Unfortunately, a lot of time has passed between now and when we ate, so our memories of the components of each dish are a little fuzzy – but our general impressions are intact and below for your consideration.

12/2009, Sunday 5:30pm, Party of 2, $45 4-course dinner. We were seated promptly at a two-top near the window, which would have been nice, but, because it was snowing, it was quite drafty!  We inched away from the window a little bit and went for our wine to give us a nice warm feeling inside.  Fortunately, the service was so good that I felt that our location was made up for.

For our first course, we both went with the white bean soup.  It was warm and creamy, but still very light and inviting.  I was not concerned with filling up on soup.

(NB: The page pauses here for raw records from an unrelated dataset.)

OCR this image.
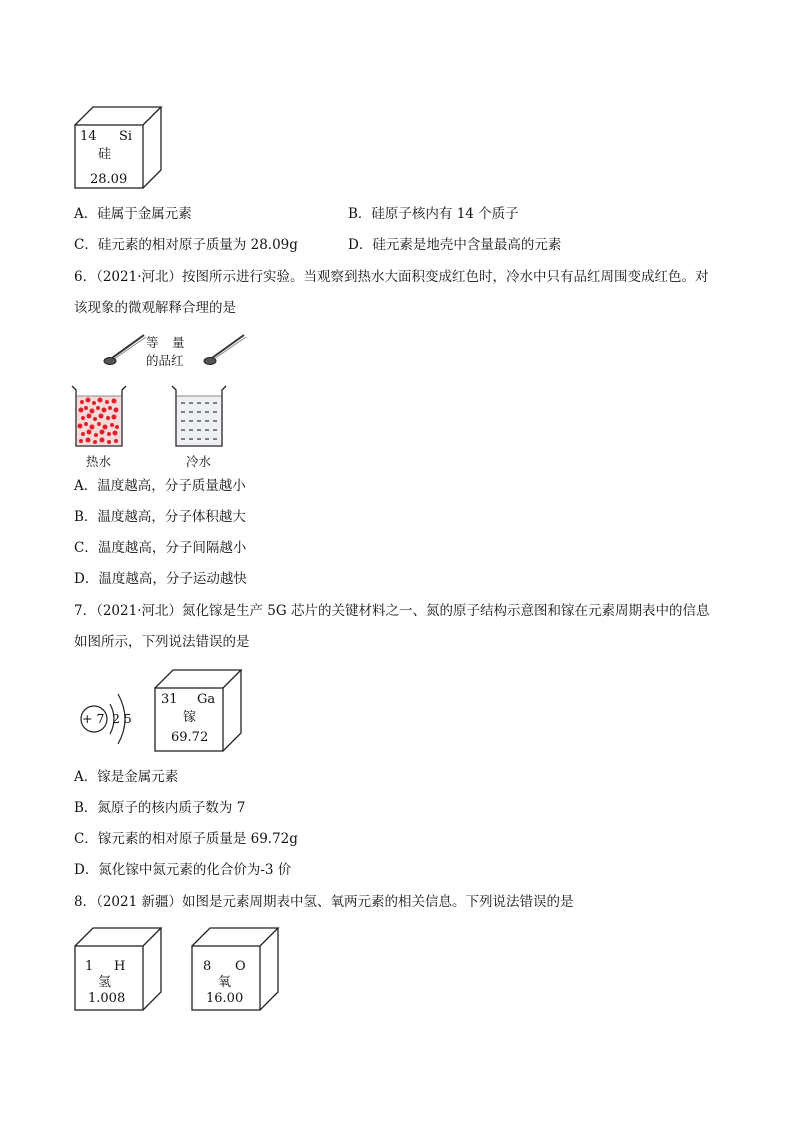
14 Si
硅
28.09
A．硅属于金属元素	B．硅原子核内有 14 个质子
C．硅元素的相对原子质量为 28.09g	D．硅元素是地壳中含量最高的元素
6．（2021·河北）按图所示进行实验。当观察到热水大面积变成红色时，冷水中只有品红周围变成红色。对
该现象的微观解释合理的是
等 量
的品红
热水	冷水
A．温度越高，分子质量越小
B．温度越高，分子体积越大
C．温度越高，分子间隔越小
D．温度越高，分子运动越快
7．（2021·河北）氮化镓是生产 5G 芯片的关键材料之一、氮的原子结构示意图和镓在元素周期表中的信息
如图所示，下列说法错误的是
+ 7 2 5
31 Ga
镓
69.72
A．镓是金属元素
B．氮原子的核内质子数为 7
C．镓元素的相对原子质量是 69.72g
D．氮化镓中氮元素的化合价为-3 价
8．（2021 新疆）如图是元素周期表中氢、氧两元素的相关信息。下列说法错误的是
1 H
氢
1.008
8 O
氧
16.00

For our second course, g had the oxtail terrine and I had the escargots.  g’s terrine was a cold dish, and she was surprised that she liked it as much as she did, as she’s not the biggest fan of oxtail.  I felt that the escargots (with fava beans) outshone the terrine.  They were amazingly tender and in a garlicky sauce that tastes “like home”.  Don’t be confused – I never had escargots when I was growing up (I’ve actually only had them a handful of times) and I don’t make them in my apartment, but there was something about this sauce that felt homely – it was simple but delicious.  After I devoured the snails, g and I proceeded to sop up every last drop of the sauce with our bread.

For the entree, I had the lamb (+$8 premium), while g went for the hanger steak.  I remember that the lamb was superbly cooked and well-seasoned – it was a solid, delicious dish of lamb.  I unfortunately can’t remember much of the other flavors they coupled with the lamb because I also tasted g’s dish.  Hers was better.  This was shocking because I love lamb.  While I only took a few bites of hers throughout the meal (we like to share), I can say that hers was the best hanger steak I’ve ever had (something about their seasoning, their sauce, and the texture of the meat was as tender as a braised short rib!).  Now I know why every restaurant keeps trying to serve it!

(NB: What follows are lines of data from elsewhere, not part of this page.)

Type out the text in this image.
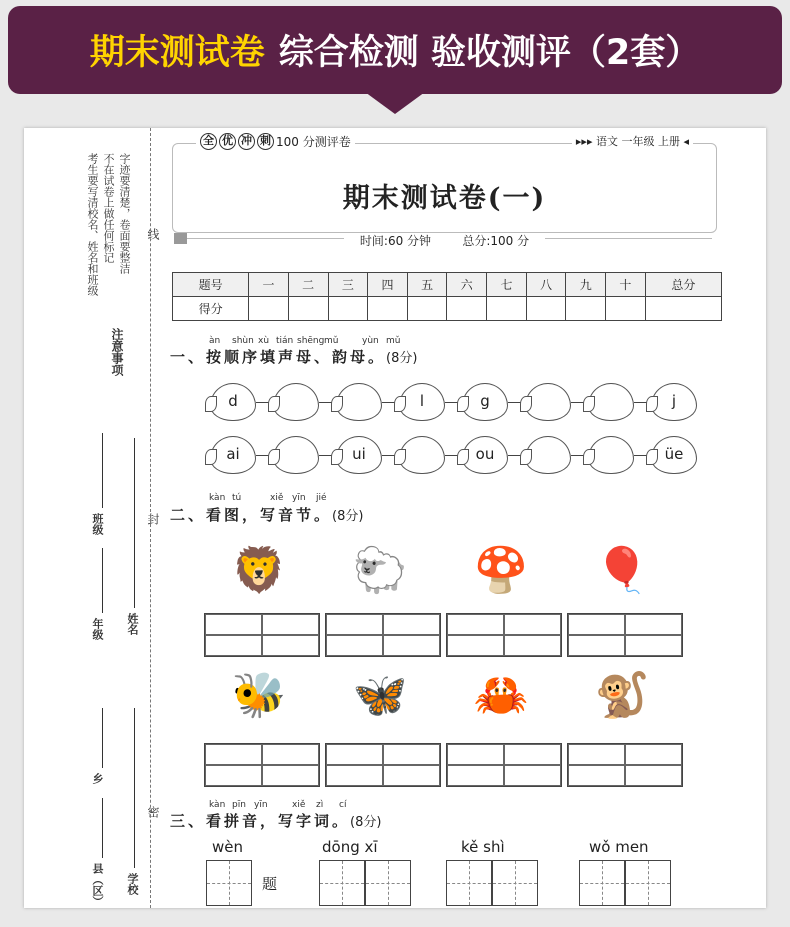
期末测试卷 综合检测 验收测评（2套）
考生要写清校名、姓名和班级 不在试卷上做任何标记 字迹要清楚，卷面要整洁
注意事项
线
封
密
班级
年级 姓名
乡
学校
县（区）
全 优 冲 刺 100 分测评卷	▸▸▸ 语文 一年级 上册 ◂
期末测试卷(一)
时间:60 分钟	总分:100 分
题号	一	二	三	四	五	六	七	八	九	十	总分
得分											
àn shùn xù tián shēng mǔ	yùn mǔ
一、按顺序填声母、韵母。(8分)
d	l	g	j
ai	ui	ou	üe
kàn tú	xiě yīn jié
二、看图，写音节。(8分)
🦁 🐑 🍄 🎈
🐝 🦋 🦀 🐒
kàn pīn yīn	xiě zì cí
三、看拼音，写字词。(8分)
wèn	dōng xī	kě shì	wǒ men
题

We went for the optional cheese plate which gave us three super-flavorful cheeses (no wussy cheeses here).  While we don’t know a whole lot about cheese (except for that we like cheese), we appreciated that they picked cheeses with a variety of tastes and textures.  That said, g and I are not huge fans of blue cheeses, so we gravitated towards the other 2.

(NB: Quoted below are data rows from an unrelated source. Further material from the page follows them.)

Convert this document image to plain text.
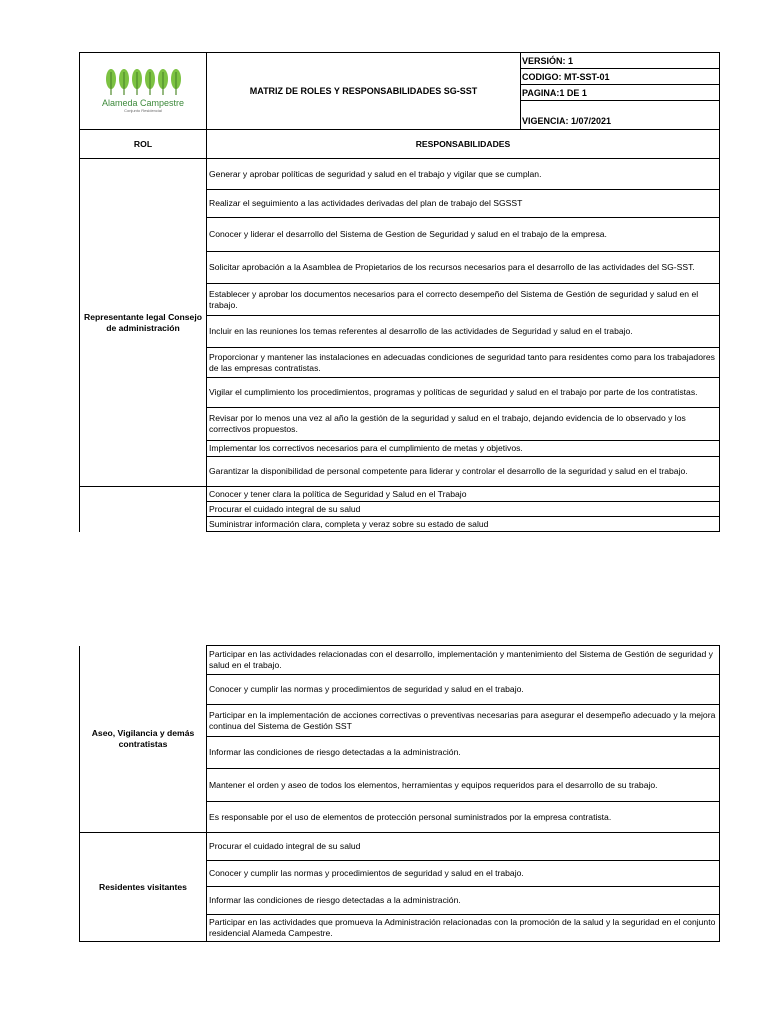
Alameda Campestre
Conjunto Residencial
	MATRIZ DE ROLES Y RESPONSABILIDADES SG-SST	VERSIÓN: 1
CODIGO: MT-SST-01
PAGINA:1 DE 1
VIGENCIA: 1/07/2021
ROL	RESPONSABILIDADES
Representante legal Consejo de administración	Generar y aprobar políticas de seguridad y salud en el trabajo y vigilar que se cumplan.
	Realizar el seguimiento a las actividades derivadas del plan de trabajo del SGSST
	Conocer y liderar el desarrollo del Sistema de Gestion de Seguridad y salud en el trabajo de la empresa.
	Solicitar aprobación a la Asamblea de Propietarios de los recursos necesarios para el desarrollo de las actividades del SG-SST.
	Establecer y aprobar los documentos necesarios para el correcto desempeño del Sistema de Gestión de seguridad y salud en el trabajo.
	Incluir en las reuniones los temas referentes al desarrollo de las actividades de Seguridad y salud en el trabajo.
	Proporcionar y mantener las instalaciones en adecuadas condiciones de seguridad tanto para residentes como para los trabajadores de las empresas contratistas.
	Vigilar el cumplimiento los procedimientos, programas y políticas de seguridad y salud en el trabajo por parte de los contratistas.
	Revisar por lo menos una vez al año la gestión de la seguridad y salud en el trabajo, dejando evidencia de lo observado y los correctivos propuestos.
	Implementar los correctivos necesarios para el cumplimiento de metas y objetivos.
	Garantizar la disponibilidad de personal competente para liderar y controlar el desarrollo de la seguridad y salud en el trabajo.
	Conocer y tener clara la política de Seguridad y Salud en el Trabajo
	Procurar el cuidado integral de su salud
	Suministrar información clara, completa y veraz sobre su estado de salud
Aseo, Vigilancia y demás contratistas	Participar en las actividades relacionadas con el desarrollo, implementación y mantenimiento del Sistema de Gestión de seguridad y salud en el trabajo.
	Conocer y cumplir las normas y procedimientos de seguridad y salud en el trabajo.
	Participar en la implementación de acciones correctivas o preventivas necesarias para asegurar el desempeño adecuado y la mejora continua del Sistema de Gestión SST
	Informar las condiciones de riesgo detectadas a la administración.
	Mantener el orden y aseo de todos los elementos, herramientas y equipos requeridos para el desarrollo de su trabajo.
	Es responsable por el uso de elementos de protección personal suministrados por la empresa contratista.
Residentes visitantes	Procurar el cuidado integral de su salud
	Conocer y cumplir las normas y procedimientos de seguridad y salud en el trabajo.
	Informar las condiciones de riesgo detectadas a la administración.
	Participar en las actividades que promueva la Administración relacionadas con la promoción de la salud y la seguridad en el conjunto residencial Alameda Campestre.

For dessert, we enjoyed the buche de noel and the slice of cranberry pie.  While the yule log was an excellent dessert, it didn’t really put forth a ton of flavor; it was simple and to the point: chocolate cake and creamy vanilla filling.  It was like a good dessert one could make at home (if one routinely makes buche de noel at home).  I preferred the pie.  First, the size of our slice of pie was very large for a dessert course – I wonder if they were just trying to get rid of it?  Even if they were, and gave us an entire pie, it wouldn’t have mattered – I would have eaten it all.  The cranberry tartness was salient but balanced well by the sweet.  The filling was not too stiff and not too runny – right on!  The crust wasn’t soggy, either.  Once again, this was a simple [well-executed] dessert with no frills, however, as you might be guessing, I finished the entire slice, even though I was full – I couldn’t help it.

In summary, Bibou offered a nice, cozy atmosphere and delicious, no-frills food.  The hanger steak and escargots were shining stars, while the desserts (that pie!) were a pleasant, simple period on the end of a great meal (Zahav has more of an exclamation point).  These, in combination with a great bottle of wine made up the best meal we’ve had since Cochon (it’d be a tough time figuring out who’s better).